Wednesday, 26 April 2023

Lavoisier - The Republic has no need for scientists?


La république n'a pas besoin de savants et de chimistes; le cours de la justice ne peut être suspendu
[The Republic has no need of savants and chemists.  Justice must run its course.]


This Revolutionary condemnation of scientific endeavour is so notorious that the geneticist and writer Steve Jones used it for the title of his book on late 18th-century science (No Need for Geniuses: Revolutionary Science in the Age of the Guillotine. Little, Brown, 2016).  
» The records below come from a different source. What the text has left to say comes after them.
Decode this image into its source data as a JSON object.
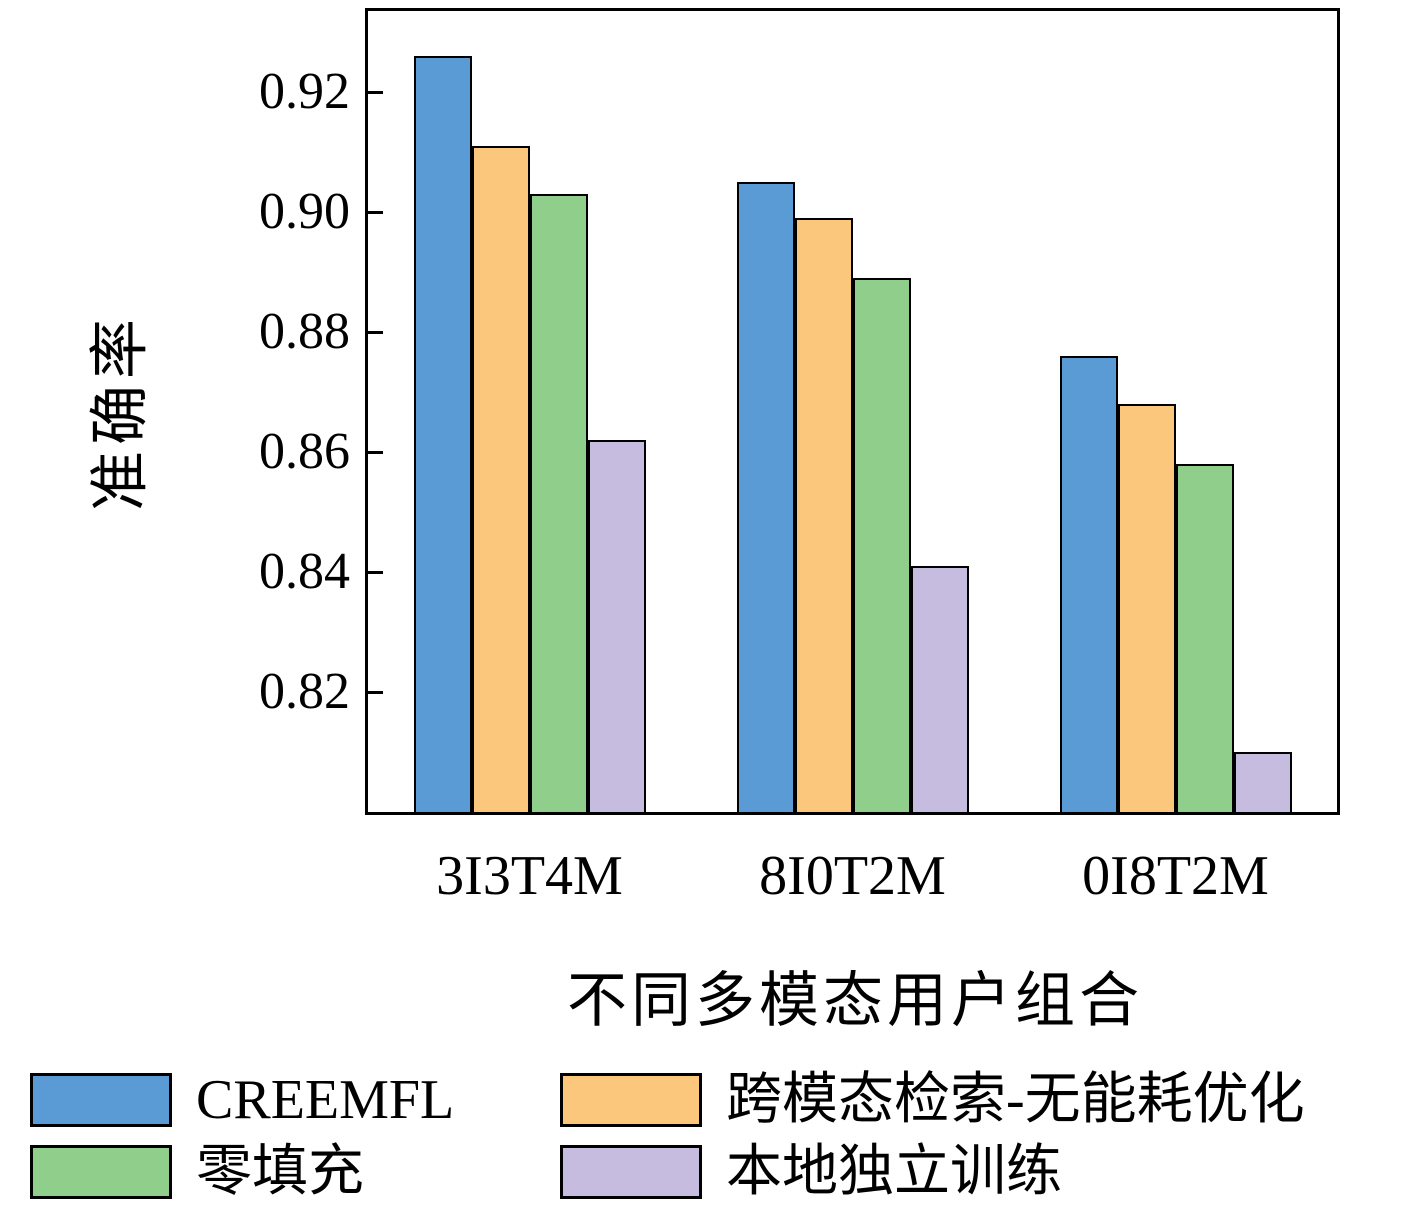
{
  "chart_data": {
    "type": "bar",
    "title": "",
    "xlabel": "不同多模态用户组合",
    "ylabel": "准确率",
    "categories": [
      "3I3T4M",
      "8I0T2M",
      "0I8T2M"
    ],
    "series": [
      {
        "name": "CREEMFL",
        "color": "#5B9BD5",
        "values": [
          0.926,
          0.905,
          0.876
        ]
      },
      {
        "name": "跨模态检索-无能耗优化",
        "color": "#FAC77D",
        "values": [
          0.911,
          0.899,
          0.868
        ]
      },
      {
        "name": "零填充",
        "color": "#8FCE8B",
        "values": [
          0.903,
          0.889,
          0.858
        ]
      },
      {
        "name": "本地独立训练",
        "color": "#C6BCE0",
        "values": [
          0.862,
          0.841,
          0.81
        ]
      }
    ],
    "ylim": [
      0.8,
      0.9335
    ],
    "yticks": [
      0.82,
      0.84,
      0.86,
      0.88,
      0.9,
      0.92
    ],
    "ytick_format_decimals": 2,
    "legend_position": "bottom",
    "grid": false,
    "axis_color": "#000000",
    "bar_edge_color": "#000000"
  }
}
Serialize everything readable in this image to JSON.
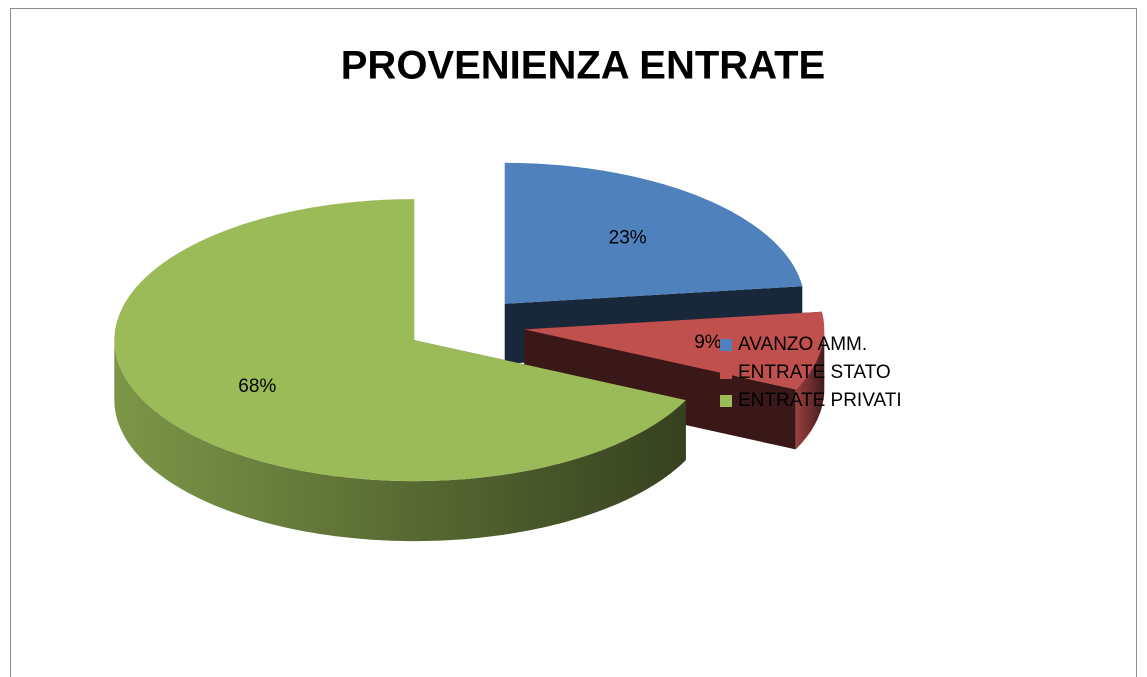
{
  "chart_data": {
    "type": "pie",
    "title": "PROVENIENZA ENTRATE",
    "categories": [
      "AVANZO AMM.",
      "ENTRATE STATO",
      "ENTRATE PRIVATI"
    ],
    "values": [
      23,
      9,
      68
    ],
    "value_labels": [
      "23%",
      "9%",
      "68%"
    ],
    "colors": [
      "#4f81bd",
      "#c0504d",
      "#9bbb59"
    ],
    "legend": "right"
  }
}
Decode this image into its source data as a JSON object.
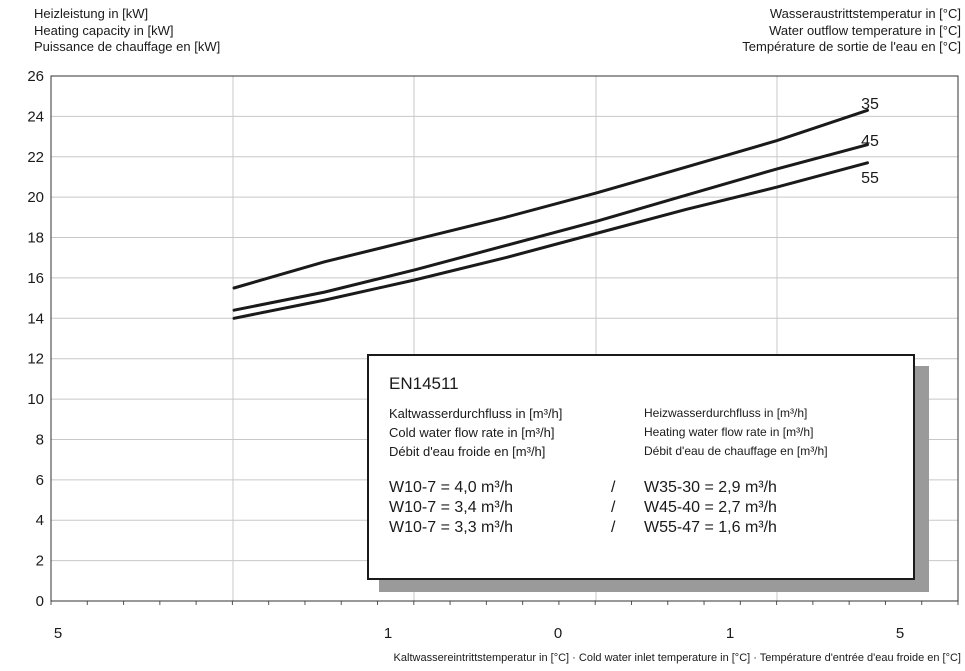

However, there is no convincing evidence that it was ever really said.  It is yet another example of a small distortion of the historical record which has resulted in significant misrepresentations.

The dictum was supposedly delivered at the trial of Lavoisier and his fellow Farmers-General by the Revolutionary Tribunal on 8th May 1794.  Lavoisier had asked for a stay of execution in order to finish a scientific project. The speaker was variously identified as the Vice-President of the Tribunal, Jean-Baptiste Coffinhal,  his colleague René-François Dumas, or even Fouquier-Tinville himself.


The trial of Lavoisier - 19th-century engraving from Louis Figuier's Vies des savants illustres.